Tipp : Meistens treten diese Wellen bei dem Lieblingssitzplatz zu erst auf, da dieser am häufigsten benutzt wird. Um aber das harmonische Gesamtbild zu behalten empfiehlt es sich, die Sitzplätze möglichst gleichmäßig zu benutzen, damit sich die Optik den Sitzgewohnheiten anpassen kann. 

 

In diesem Zusammenhang hören wir immer wieder :

 

"Leger" ? Das hat mir der Verkäufer aber nicht gesagt.
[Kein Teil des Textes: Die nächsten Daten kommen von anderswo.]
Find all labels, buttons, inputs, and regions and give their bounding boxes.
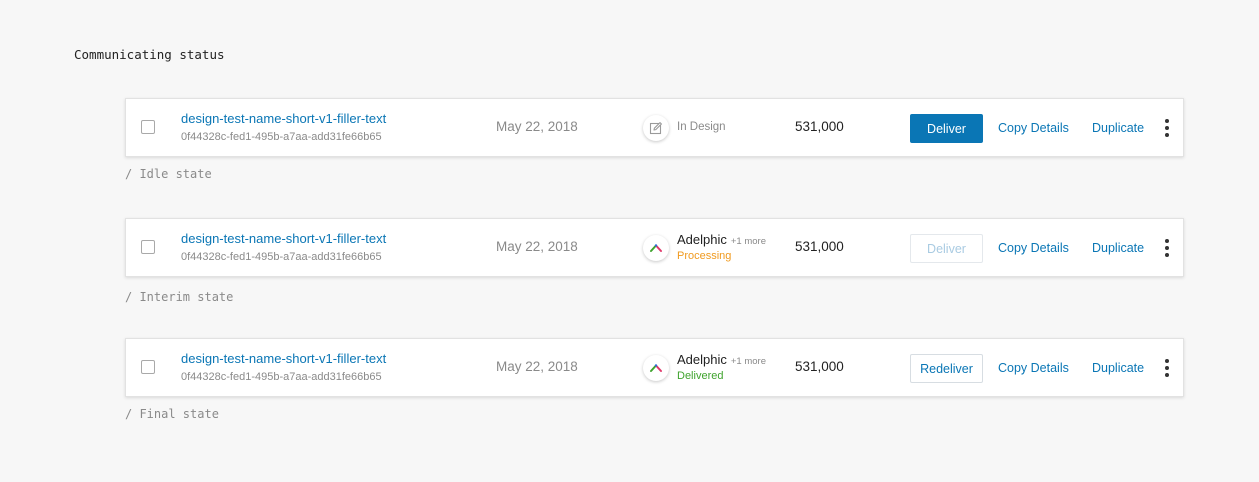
section-title: Communicating status bbox=[74, 47, 225, 62]
segment-id: 0f44328c-fed1-495b-a7aa-add31fe66b65 bbox=[181, 251, 382, 263]
copy-details-link[interactable]: Copy Details bbox=[998, 121, 1069, 135]
segment-count: 531,000 bbox=[795, 239, 844, 254]
state-label: / Interim state bbox=[125, 290, 234, 304]
more-options-icon[interactable] bbox=[1163, 359, 1171, 377]
partner-name: Adelphic +1 more bbox=[677, 352, 766, 367]
segment-count: 531,000 bbox=[795, 359, 844, 374]
partner-name: Adelphic +1 more bbox=[677, 232, 766, 247]
segment-name-link[interactable]: design-test-name-short-v1-filler-text bbox=[181, 231, 386, 246]
more-options-icon[interactable] bbox=[1163, 239, 1171, 257]
segment-name-link[interactable]: design-test-name-short-v1-filler-text bbox=[181, 351, 386, 366]
segment-date: May 22, 2018 bbox=[496, 119, 578, 134]
row-checkbox[interactable] bbox=[141, 360, 155, 374]
segment-row: design-test-name-short-v1-filler-text 0f… bbox=[125, 218, 1184, 277]
status-text: In Design bbox=[677, 121, 726, 133]
status-text: Processing bbox=[677, 250, 732, 262]
status-text: Delivered bbox=[677, 370, 724, 382]
copy-details-link[interactable]: Copy Details bbox=[998, 361, 1069, 375]
deliver-button[interactable]: Deliver bbox=[910, 114, 983, 143]
row-checkbox[interactable] bbox=[141, 120, 155, 134]
segment-id: 0f44328c-fed1-495b-a7aa-add31fe66b65 bbox=[181, 371, 382, 383]
more-options-icon[interactable] bbox=[1163, 119, 1171, 137]
state-label: / Final state bbox=[125, 407, 219, 421]
edit-icon bbox=[643, 115, 669, 141]
duplicate-link[interactable]: Duplicate bbox=[1092, 121, 1144, 135]
more-partners-label[interactable]: +1 more bbox=[731, 236, 766, 247]
duplicate-link[interactable]: Duplicate bbox=[1092, 361, 1144, 375]
state-label: / Idle state bbox=[125, 167, 212, 181]
segment-date: May 22, 2018 bbox=[496, 239, 578, 254]
duplicate-link[interactable]: Duplicate bbox=[1092, 241, 1144, 255]
segment-name-link[interactable]: design-test-name-short-v1-filler-text bbox=[181, 111, 386, 126]
segment-date: May 22, 2018 bbox=[496, 359, 578, 374]
adelphic-logo-icon bbox=[643, 355, 669, 381]
segment-id: 0f44328c-fed1-495b-a7aa-add31fe66b65 bbox=[181, 131, 382, 143]
redeliver-button[interactable]: Redeliver bbox=[910, 354, 983, 383]
segment-row: design-test-name-short-v1-filler-text 0f… bbox=[125, 98, 1184, 157]
more-partners-label[interactable]: +1 more bbox=[731, 356, 766, 367]
deliver-button[interactable]: Deliver bbox=[910, 234, 983, 263]
adelphic-logo-icon bbox=[643, 235, 669, 261]
row-checkbox[interactable] bbox=[141, 240, 155, 254]
copy-details-link[interactable]: Copy Details bbox=[998, 241, 1069, 255]
segment-count: 531,000 bbox=[795, 119, 844, 134]
segment-row: design-test-name-short-v1-filler-text 0f… bbox=[125, 338, 1184, 397]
Ist der Verkäufer hier Aufklärungspflichtig ?

 

Folgende Fragen könnten im Beweisverfahren protokolliert werden und der Gutachter müsste auf die gestellten Fragen schriftlich Stellung nehmen :

 

  • Ist eine „Legere Polsterung“ nach der DIN-Norm 68871 eine weiche Polsterung, bei der eine modell- und designbedingte oder gestalterische Wellenbildung der Bezüge warentypisch ist ?

 

  •  Entspricht die Polstergarnitur den Vorgaben der Deutschen Möbelgütesicherung RAL-GZ-430 und/oder der DIN-Norm 68871 ?

 

  •  Entspricht die Polstergarnitur den Vorgaben des Polsteratlas ?

 

  •  Ist die Wellenbildung eine warentypische Erscheinung ?

 

 

  •  Wird das Leder durch die Nutzung, insbesondere durch Körperwärme und –feuchtigkeit natürlich gedehnt und unterstützt somit eine Wellenbildung im Gebrauch ?

 

  •  Entsteht die Wellenbildung durch den Gebrauch, also das Einsitzen ?

 

  •  Wie hoch darf eine zulässige Wellenhöhe nach den Kriterien der Verkehrskreise bei einer Sitzbreite von 70 Zentimetern sein ?

 

  •  Wenn die Wellenbildung nicht der DIN-Norm 68871 entsprechen sollte, wäre dieser Mangel durch Nachbesserungsmaßnahmen zu beseitigen ?

 

  •  Wenn aus fachmännischer Sicht dieser Mangel durch Nachbesserungsmaßnahmen zu beseitigen sein sollte, welche Nachbesserungsmaßnahmen wären dies und was würden sie kosten ?

 

  •  Wenn die Wellenbildung nicht der DIN-Norm 68871 entsprechen sollte, wäre dies aus fachmännischer Sicht ein wesentlicher oder ein unwesentlicher Mangel ?

 

  •  Wenn aus fachmännischer Sicht ein unwesentlicher Mangel gegeben sein sollte, welcher Minderungsbetrag wäre angemessen ?

 

  •  Ist der Gesamteindruck, entsprechend der RAL-GZ- 430 aus ca. 2,5 - 3 Meter gestört?

 

 

 

Das so ein Gutachten schnell im 4-stelligen Euro Betrag liegt kann man sich sicherlich bei der oben genannten Fragestellung denken.